Ti ritrovi ad ascoltare persone con un coraggio incredibile, ma che in partenza non avevano nulla più di te. Hanno solo creduto ciecamente in un ideale, in un valore, in un qualcosa di giusto a cui sentivano di dover dedicare la vita. Come faccio io a non chiedermi “in cosa credo io?”. E non parlo di tutti quei bellissimi ideali che tutti noi lì presenti sicuramente condividevamo, mi riferisco a una cosa che grida così forte dentro di me da non poterla ignorare. Qual è questo grido? Io lo voglio scoprire. Perché poi, che dedicare la vita al proprio grido non sia facile, è chiaro. È una scelta molto controcorrente. È difficile, vai contro la famiglia, ti privi di tante comodità magari e bla bla bla: ci sono mille motivazioni dietro cui nascondersi, che, per quanto sensate e comprensibili, rimangono pur sempre scuse. E mentre vivi la tua bella vita confortevole e organizzata fino all’ultima virgola, non ti curi che siano delle scuse, perché sembrano lecite e avercele fa comodo. Quando però ti trovi di fronte a persone che di quelle scuse se ne son fatte un baffo, allora o sei sordo, o non puoi che lasciarti provocare dal loro coraggio, dalla loro coerenza. Se credi in qualcosa, non ci sono scuse che reggano.

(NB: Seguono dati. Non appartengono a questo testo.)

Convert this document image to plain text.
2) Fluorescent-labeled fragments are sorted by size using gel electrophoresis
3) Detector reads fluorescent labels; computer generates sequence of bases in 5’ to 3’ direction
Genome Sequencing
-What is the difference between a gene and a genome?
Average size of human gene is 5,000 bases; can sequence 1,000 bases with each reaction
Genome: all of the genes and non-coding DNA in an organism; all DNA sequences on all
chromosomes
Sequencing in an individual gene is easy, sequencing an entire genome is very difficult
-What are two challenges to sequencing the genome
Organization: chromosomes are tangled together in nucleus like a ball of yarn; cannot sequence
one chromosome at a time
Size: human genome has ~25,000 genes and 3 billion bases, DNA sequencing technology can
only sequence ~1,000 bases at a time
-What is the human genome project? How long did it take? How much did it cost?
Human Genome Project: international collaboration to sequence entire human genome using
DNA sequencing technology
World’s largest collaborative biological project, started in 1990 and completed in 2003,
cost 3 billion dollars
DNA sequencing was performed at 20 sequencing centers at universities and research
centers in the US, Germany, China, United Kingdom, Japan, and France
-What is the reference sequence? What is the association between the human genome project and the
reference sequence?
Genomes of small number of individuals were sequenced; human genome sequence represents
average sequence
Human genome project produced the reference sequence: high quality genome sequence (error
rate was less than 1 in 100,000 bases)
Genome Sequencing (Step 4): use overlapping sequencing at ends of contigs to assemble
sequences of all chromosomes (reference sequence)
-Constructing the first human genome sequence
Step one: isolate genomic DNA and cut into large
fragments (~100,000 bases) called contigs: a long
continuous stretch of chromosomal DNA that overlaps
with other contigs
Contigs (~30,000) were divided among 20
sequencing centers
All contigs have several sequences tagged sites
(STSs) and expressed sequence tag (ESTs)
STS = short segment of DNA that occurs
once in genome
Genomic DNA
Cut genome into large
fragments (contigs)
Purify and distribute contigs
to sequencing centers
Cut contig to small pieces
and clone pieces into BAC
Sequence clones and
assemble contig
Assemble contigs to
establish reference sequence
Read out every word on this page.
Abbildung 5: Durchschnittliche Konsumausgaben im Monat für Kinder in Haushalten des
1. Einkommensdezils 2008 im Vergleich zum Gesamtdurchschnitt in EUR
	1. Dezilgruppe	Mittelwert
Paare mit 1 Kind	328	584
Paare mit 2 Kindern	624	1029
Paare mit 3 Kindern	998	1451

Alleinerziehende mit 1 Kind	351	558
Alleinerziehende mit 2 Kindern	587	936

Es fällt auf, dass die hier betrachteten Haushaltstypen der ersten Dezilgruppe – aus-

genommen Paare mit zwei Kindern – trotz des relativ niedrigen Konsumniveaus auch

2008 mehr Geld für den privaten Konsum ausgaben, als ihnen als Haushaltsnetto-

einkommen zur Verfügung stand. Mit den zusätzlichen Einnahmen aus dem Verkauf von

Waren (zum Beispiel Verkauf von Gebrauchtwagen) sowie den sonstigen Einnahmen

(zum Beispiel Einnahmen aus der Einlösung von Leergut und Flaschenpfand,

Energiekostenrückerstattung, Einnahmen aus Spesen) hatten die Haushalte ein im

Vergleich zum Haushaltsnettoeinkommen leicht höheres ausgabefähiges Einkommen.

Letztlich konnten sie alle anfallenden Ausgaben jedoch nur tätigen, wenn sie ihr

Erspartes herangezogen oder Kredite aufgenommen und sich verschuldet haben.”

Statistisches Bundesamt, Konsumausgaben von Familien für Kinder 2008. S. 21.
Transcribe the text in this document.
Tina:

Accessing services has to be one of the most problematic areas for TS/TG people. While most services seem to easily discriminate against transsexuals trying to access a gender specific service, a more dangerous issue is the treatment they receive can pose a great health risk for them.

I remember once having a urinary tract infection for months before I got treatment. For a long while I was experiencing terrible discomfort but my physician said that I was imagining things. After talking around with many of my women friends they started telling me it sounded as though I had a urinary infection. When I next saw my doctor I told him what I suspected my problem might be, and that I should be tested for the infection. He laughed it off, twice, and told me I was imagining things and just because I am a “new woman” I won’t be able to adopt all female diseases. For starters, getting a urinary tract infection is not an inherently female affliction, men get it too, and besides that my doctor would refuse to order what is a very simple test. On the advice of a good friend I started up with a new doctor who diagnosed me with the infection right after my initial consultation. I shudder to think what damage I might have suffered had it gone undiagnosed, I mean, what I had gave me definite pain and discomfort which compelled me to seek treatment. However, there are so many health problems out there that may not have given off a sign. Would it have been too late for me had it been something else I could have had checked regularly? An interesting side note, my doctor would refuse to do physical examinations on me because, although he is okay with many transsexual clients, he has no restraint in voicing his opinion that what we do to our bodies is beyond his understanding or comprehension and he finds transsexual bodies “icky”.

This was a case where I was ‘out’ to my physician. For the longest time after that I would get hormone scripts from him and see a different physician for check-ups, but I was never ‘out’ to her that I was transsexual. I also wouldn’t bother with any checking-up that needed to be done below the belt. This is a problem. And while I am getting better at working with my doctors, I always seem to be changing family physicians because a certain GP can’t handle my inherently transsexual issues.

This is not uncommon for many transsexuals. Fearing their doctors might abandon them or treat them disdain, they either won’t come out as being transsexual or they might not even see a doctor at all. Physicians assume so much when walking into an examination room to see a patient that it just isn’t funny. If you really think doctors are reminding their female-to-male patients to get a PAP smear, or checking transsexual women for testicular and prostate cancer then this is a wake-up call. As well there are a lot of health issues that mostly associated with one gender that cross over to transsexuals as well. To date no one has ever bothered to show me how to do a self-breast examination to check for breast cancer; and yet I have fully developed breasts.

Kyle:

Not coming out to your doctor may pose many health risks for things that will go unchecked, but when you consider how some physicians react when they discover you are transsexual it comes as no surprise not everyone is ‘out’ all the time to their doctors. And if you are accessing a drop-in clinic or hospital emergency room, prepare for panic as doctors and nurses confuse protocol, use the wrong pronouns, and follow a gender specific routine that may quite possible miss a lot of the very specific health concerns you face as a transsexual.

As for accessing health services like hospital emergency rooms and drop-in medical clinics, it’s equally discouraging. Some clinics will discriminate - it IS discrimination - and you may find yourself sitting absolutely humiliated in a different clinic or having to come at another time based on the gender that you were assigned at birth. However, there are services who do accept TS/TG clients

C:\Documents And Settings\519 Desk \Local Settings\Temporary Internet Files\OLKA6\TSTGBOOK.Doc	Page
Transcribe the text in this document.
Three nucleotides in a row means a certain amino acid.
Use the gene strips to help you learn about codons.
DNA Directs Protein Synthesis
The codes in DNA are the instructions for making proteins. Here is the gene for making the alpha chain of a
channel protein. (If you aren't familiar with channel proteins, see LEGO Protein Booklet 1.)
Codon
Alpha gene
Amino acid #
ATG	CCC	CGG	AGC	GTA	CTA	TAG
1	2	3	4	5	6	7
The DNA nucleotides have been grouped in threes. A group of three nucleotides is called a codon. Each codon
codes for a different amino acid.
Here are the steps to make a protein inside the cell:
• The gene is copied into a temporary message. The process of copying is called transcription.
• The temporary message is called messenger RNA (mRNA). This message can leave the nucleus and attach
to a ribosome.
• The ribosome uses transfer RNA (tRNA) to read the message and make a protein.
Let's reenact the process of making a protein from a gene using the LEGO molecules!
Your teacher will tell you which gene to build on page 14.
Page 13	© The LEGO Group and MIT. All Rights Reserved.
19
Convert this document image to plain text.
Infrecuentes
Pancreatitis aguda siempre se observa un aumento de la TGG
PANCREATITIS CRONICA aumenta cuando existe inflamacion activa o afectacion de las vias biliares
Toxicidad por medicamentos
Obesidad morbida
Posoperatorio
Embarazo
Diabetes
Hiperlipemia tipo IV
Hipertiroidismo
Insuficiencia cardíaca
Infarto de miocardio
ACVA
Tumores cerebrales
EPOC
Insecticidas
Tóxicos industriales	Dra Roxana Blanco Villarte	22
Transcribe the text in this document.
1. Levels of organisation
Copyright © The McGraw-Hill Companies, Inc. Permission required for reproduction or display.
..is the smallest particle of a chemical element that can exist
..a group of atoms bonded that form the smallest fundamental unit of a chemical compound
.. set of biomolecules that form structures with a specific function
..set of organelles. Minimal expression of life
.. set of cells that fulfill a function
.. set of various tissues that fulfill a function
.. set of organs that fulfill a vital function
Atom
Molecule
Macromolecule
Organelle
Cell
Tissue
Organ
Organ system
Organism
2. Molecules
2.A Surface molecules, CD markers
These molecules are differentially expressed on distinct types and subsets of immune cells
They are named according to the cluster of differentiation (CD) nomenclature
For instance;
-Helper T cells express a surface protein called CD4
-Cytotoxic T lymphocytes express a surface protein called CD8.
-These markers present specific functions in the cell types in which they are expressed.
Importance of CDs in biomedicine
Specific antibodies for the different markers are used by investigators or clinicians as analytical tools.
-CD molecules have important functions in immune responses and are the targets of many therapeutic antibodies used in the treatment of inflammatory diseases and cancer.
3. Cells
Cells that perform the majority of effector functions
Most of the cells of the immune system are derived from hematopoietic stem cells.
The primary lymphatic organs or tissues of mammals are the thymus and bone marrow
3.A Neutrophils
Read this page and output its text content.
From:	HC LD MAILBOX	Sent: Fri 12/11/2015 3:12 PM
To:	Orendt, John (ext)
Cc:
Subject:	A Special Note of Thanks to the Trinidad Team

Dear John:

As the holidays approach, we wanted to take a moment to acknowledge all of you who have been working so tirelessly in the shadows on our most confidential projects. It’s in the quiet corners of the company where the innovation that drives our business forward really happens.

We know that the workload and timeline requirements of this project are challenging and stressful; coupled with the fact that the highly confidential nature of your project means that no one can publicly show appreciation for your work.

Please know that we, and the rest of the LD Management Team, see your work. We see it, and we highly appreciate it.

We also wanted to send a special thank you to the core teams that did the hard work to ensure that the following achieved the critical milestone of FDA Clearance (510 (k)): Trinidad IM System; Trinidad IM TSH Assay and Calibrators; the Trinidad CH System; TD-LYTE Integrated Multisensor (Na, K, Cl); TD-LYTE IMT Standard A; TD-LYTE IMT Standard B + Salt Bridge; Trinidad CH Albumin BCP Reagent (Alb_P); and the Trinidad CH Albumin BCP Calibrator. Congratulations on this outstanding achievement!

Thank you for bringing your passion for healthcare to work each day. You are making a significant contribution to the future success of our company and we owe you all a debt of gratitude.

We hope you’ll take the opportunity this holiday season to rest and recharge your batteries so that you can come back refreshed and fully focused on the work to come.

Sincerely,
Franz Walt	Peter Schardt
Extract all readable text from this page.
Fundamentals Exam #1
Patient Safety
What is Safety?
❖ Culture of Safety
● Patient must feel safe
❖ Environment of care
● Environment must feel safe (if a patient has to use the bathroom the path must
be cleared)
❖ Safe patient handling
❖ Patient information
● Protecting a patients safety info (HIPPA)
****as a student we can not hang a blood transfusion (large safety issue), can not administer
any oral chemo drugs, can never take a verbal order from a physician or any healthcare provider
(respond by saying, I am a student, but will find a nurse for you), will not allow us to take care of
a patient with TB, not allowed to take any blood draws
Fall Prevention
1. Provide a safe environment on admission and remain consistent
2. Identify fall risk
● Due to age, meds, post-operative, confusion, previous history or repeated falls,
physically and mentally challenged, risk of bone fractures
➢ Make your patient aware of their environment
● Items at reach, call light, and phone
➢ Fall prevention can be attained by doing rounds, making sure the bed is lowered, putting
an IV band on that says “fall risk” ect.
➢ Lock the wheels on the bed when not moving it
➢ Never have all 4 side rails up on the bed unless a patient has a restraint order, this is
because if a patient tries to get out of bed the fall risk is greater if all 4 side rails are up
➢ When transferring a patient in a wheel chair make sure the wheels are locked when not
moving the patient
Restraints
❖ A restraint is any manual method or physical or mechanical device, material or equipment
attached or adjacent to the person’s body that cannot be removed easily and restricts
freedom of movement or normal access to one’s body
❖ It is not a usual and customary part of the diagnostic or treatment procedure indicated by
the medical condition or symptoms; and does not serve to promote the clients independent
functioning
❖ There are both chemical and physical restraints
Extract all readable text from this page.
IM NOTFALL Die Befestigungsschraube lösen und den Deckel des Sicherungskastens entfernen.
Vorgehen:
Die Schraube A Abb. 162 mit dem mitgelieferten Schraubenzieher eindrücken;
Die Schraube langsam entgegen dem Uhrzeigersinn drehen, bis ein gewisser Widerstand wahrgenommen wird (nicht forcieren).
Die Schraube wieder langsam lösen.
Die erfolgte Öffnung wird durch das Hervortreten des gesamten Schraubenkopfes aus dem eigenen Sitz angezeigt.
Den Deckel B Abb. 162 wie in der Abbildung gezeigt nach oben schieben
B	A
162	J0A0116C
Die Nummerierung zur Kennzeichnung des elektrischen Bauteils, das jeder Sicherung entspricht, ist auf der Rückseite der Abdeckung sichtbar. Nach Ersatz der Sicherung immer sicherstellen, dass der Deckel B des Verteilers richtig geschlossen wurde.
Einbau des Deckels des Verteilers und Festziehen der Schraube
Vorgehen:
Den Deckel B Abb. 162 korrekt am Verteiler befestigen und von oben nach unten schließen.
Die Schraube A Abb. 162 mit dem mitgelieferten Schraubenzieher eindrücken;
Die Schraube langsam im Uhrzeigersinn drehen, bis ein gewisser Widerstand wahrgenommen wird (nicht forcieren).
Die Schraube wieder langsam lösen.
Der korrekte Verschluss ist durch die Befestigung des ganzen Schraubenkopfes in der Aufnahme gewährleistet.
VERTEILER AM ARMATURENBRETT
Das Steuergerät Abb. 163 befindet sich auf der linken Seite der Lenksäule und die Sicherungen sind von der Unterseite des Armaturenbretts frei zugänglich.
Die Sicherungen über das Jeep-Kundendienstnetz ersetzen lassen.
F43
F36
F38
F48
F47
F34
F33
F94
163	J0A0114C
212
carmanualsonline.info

Ecco che il mio pacifico equilibrio si rivela ancora una volta precario, stordito da tutte le domande assopite che vengono risvegliate da John, da Suor Gabriella e da Nicolò ed Elisa.

“Sono ancora giovane per pensarci” non regge più, basta ascoltare la storia di Nicolò. Tante, tante domande frullano nella mia testa. Domande e provocazioni, mi porto a casa questo. Un’inquietudine che voglio impegnarmi a rendere sana, perché mi stimoli a non sotterrare le mie domande ancora una volta, ma ad affrontarle. Alla fine ciò che mi spinge è molto semplice: i sorrisi puri di chi sta vivendo la sua vita senza risparmiarsi minimamente, la felicità vera.